With Passover coming up the end of this week, I wanted to share a very personal and life changing story that happened to me one Passover Eve many decades ago. This is another shortened and condensed excerpt story taken from my new 342 page book called, The Art of Religion.
“The Unexpected Visitor” By Dennis Mitchell
My first full time ministry position, was working as a counselor at a locally run Teen Ministry program. Our program was set up to operate like a small version of a Teen Challenge Program.
I had spoken to Al, the program administrator, about the possibility of us putting on a Passover Seder for all of the students, staff members and volunteers who had helped us out during the previous year. Al said that he liked the idea, but would have to think and pray about it.
A week or two later, Al approached me and said that, “Yes, we could sponsor the Passover Seder, but there was a special requirement necessary. Al said that he could purchase a year old lamb from a neighbor, if I was willing to take on the responsibility of butchering the live animal.”
I was not overly thrilled about being in charge of the whole slaughtering process, but agreed to do it, if Al could find a volunteer to help me. He did find a young college student named Andy, who volunteered to help when nobody else would.
My father had trained me when I was young to become a skillful fisherman and hunter. I had previously killed and processed several deer and there is not a huge difference between the two animals. My father had also taught me the value of life, which included not killing anything that I was not going to eat.

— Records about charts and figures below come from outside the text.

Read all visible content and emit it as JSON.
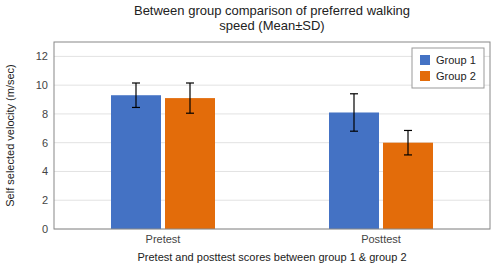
{
  "chart_data": {
    "type": "bar",
    "title": "Between group comparison of preferred walking\nspeed (Mean±SD)",
    "xlabel": "Pretest and posttest scores between group 1 & group 2",
    "ylabel": "Self selected velocity (m/sec)",
    "categories": [
      "Pretest",
      "Posttest"
    ],
    "series": [
      {
        "name": "Group 1",
        "color": "#4472C4",
        "values": [
          9.3,
          8.1
        ],
        "errors": [
          0.85,
          1.3
        ]
      },
      {
        "name": "Group 2",
        "color": "#E36C0A",
        "values": [
          9.1,
          6.0
        ],
        "errors": [
          1.05,
          0.85
        ]
      }
    ],
    "ylim": [
      0,
      13
    ],
    "yticks": [
      0,
      2,
      4,
      6,
      8,
      10,
      12
    ],
    "grid": true,
    "legend": "upper right"
  }
}
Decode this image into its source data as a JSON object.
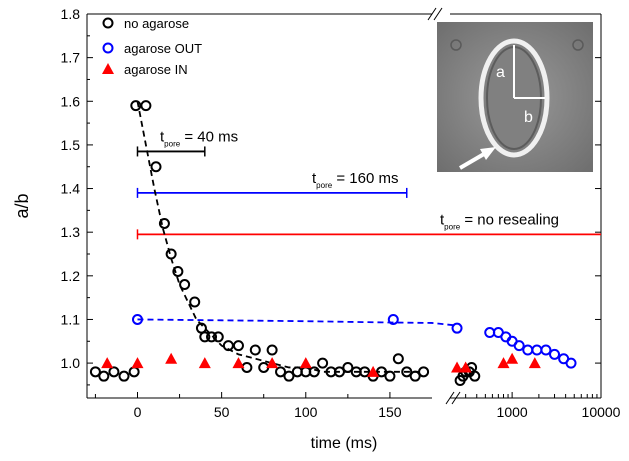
{
  "chart_data": {
    "type": "scatter",
    "title": "",
    "xlabel": "time (ms)",
    "ylabel": "a/b",
    "ylim": [
      0.92,
      1.8
    ],
    "y_ticks": [
      1.0,
      1.1,
      1.2,
      1.3,
      1.4,
      1.5,
      1.6,
      1.7,
      1.8
    ],
    "x_axis": {
      "type": "broken",
      "segments": [
        {
          "scale": "linear",
          "range": [
            -30,
            175
          ],
          "ticks": [
            0,
            50,
            100,
            150
          ],
          "tick_labels": [
            "0",
            "50",
            "100",
            "150"
          ]
        },
        {
          "scale": "log",
          "range": [
            200,
            10000
          ],
          "ticks": [
            1000,
            10000
          ],
          "tick_labels": [
            "1000",
            "10000"
          ]
        }
      ]
    },
    "legend": {
      "position": "top-left",
      "entries": [
        {
          "label": "no agarose",
          "color": "#000000",
          "marker": "circle-open"
        },
        {
          "label": "agarose OUT",
          "color": "#0000ff",
          "marker": "circle-open"
        },
        {
          "label": "agarose IN",
          "color": "#ff0000",
          "marker": "triangle-filled"
        }
      ]
    },
    "series": [
      {
        "name": "no agarose",
        "color": "#000000",
        "marker": "circle-open",
        "x": [
          -25,
          -20,
          -14,
          -8,
          -2,
          -1,
          5,
          11,
          16,
          20,
          24,
          28,
          34,
          38,
          40,
          44,
          48,
          54,
          60,
          65,
          70,
          75,
          80,
          85,
          90,
          95,
          100,
          105,
          110,
          115,
          120,
          125,
          130,
          135,
          140,
          145,
          150,
          155,
          160,
          165,
          170,
          260,
          280,
          300,
          330,
          350,
          380
        ],
        "y": [
          0.98,
          0.97,
          0.98,
          0.97,
          0.98,
          1.59,
          1.59,
          1.45,
          1.32,
          1.25,
          1.21,
          1.18,
          1.14,
          1.08,
          1.06,
          1.06,
          1.06,
          1.04,
          1.04,
          0.99,
          1.03,
          0.99,
          1.03,
          0.98,
          0.97,
          0.98,
          0.98,
          0.98,
          1.0,
          0.98,
          0.98,
          0.99,
          0.98,
          0.98,
          0.97,
          0.98,
          0.97,
          1.01,
          0.98,
          0.97,
          0.98,
          0.96,
          0.97,
          0.98,
          0.98,
          0.99,
          0.97
        ],
        "fit_line": {
          "style": "dashed",
          "x": [
            0,
            5,
            10,
            15,
            20,
            25,
            30,
            35,
            40,
            45,
            50,
            60,
            70,
            80,
            90,
            100,
            110,
            120,
            130,
            140,
            150,
            160,
            170
          ],
          "y": [
            1.6,
            1.5,
            1.4,
            1.31,
            1.24,
            1.18,
            1.14,
            1.1,
            1.08,
            1.06,
            1.04,
            1.02,
            1.01,
            1.0,
            0.99,
            0.99,
            0.98,
            0.98,
            0.98,
            0.98,
            0.98,
            0.98,
            0.98
          ]
        }
      },
      {
        "name": "agarose OUT",
        "color": "#0000ff",
        "marker": "circle-open",
        "x": [
          0,
          152,
          240,
          560,
          700,
          850,
          1000,
          1200,
          1500,
          1900,
          2400,
          3000,
          3800,
          4600
        ],
        "y": [
          1.1,
          1.1,
          1.08,
          1.07,
          1.07,
          1.06,
          1.05,
          1.04,
          1.03,
          1.03,
          1.03,
          1.02,
          1.01,
          1.0
        ],
        "fit_line": {
          "style": "dashed",
          "x": [
            0,
            50,
            100,
            150,
            175,
            240
          ],
          "y": [
            1.1,
            1.098,
            1.096,
            1.093,
            1.092,
            1.086
          ]
        }
      },
      {
        "name": "agarose IN",
        "color": "#ff0000",
        "marker": "triangle-filled",
        "x": [
          -18,
          0,
          20,
          40,
          60,
          80,
          100,
          140,
          240,
          300,
          800,
          1000,
          1800
        ],
        "y": [
          1.0,
          1.0,
          1.01,
          1.0,
          1.0,
          1.0,
          1.0,
          0.98,
          0.99,
          0.99,
          1.0,
          1.01,
          1.0
        ]
      }
    ],
    "annotations": [
      {
        "id": "pore40",
        "color": "#000000",
        "y": 1.485,
        "x_start": 0,
        "x_end": 40,
        "text_main": "t",
        "text_sub": "pore",
        "text_rest": " = 40 ms"
      },
      {
        "id": "pore160",
        "color": "#0000ff",
        "y": 1.39,
        "x_start": 0,
        "x_end": 160,
        "text_main": "t",
        "text_sub": "pore",
        "text_rest": " = 160 ms"
      },
      {
        "id": "pore-nores",
        "color": "#ff0000",
        "y": 1.295,
        "x_start": 0,
        "x_end": 10000,
        "text_main": "t",
        "text_sub": "pore",
        "text_rest": " = no resealing"
      }
    ],
    "inset": {
      "label_a": "a",
      "label_b": "b"
    }
  }
}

Shooting a deer in the wild at a distance was one thing, but killing an innocent sheep while standing face to face with it, was another issue. That concept was making me feel uneasy, but I had already given my word to do it.
What made it feel even harder, was that I believed the Holy Spirit was telling me to kill the lamb in what is referred to as a “Kosher Kill” method. Back in the days of Jesus, (Yeshua) the people took their live Passover Lambs to the Temple
and the Temple Priests sacrificially killed the animals for the people.
Technically, the only data that I could find about a kosher type kill back then, referred to taking an extra sharp knife and quickly cutting both juggler veins of the animal from the inside of the neck outward. Then allowing the animal quietly bleed out. The Torah tells us “Do not eat/drink the blood of an animal, because the life of the animal is in its blood.”
I must admit, slicing the juggler veins of an innocent lamb with a hand held knife, did seem very barbaric to me. I had never done anything like that before, or since that particular Passover.
Man’s temptation, when facing an uncomfortable situation, is to grab the reins away from God and handle things our own way. Unfortunately, we sometimes forget that “God’s ways are higher (pre planned to be better) than our ways.”
When Andy showed up that morning, I had already been busy cleaning and preparing a safe and sanitary workspace in the hay mow of Al’s old barn. I took some time to explain to Andy what we were about to do and then we said a prayer. Then I quickly stepped forward and proceeded with my kosher kill.
Watching the blood of that innocent animal pump out onto the plastic covered floor boards, because of something that I had just done, suddenly made me feel terrible. The lamb had never once flinched, tried to escape, or made a sound. It just stood there silently, staring at Andy and me like it had already known and accepted its fate.
My eyes quickly pooled up and tears started to leak down my cheeks like an overfull reservoir dam. Then I looked over at Andy to see how he was doing, he was practically undone. As soon as we made eye contact, he started to sob out loud. That caused me to lose it myself for several minutes. The supernatural reality of that experience became a defining moment that has not been forgotten.
After several minutes I asked Andy if he was okay, his long awaited response was, “I never knew.” Then I asked him, “You never knew what Andy?” His response to that question caused both of us to lose it again for several more minutes. With dead serious resolve, Andy said “I never knew until just now, how much He really loves me.”
My perspective of watching the lamb physically die, stirred up emotions of guilt inside of me, for the part that I played in causing the lambs death. Andy however, was taken to a whole new spiritual level and given a supernatural gift which changed his life forever. In a matter of minutes, he was transformed from being a perpetual class clown, to a dedicated servant of God.
Andy had been given a unique spiritual revelation that day. He was carried back in time to a previous Passover day, allowed to stand at the foot of the Cross, then shown first-hand exactly how much his Messiah did and still does love him. While I watched the neighbors lamb die, Andy watched the “True Lamb of God” die.
Suddenly, the spiritual atmosphere in the top of Al’s barn changed dramatically. The lamb still laid dead on the floor before us, but the feelings of sadness and remorse that we had previously felt, suddenly morphed into “Feelings of joy unspeakable and full of Glory!” The glory of Yeshua began to fill the old barn and our young hearts. What a testimony Andy and I had to share later that evening!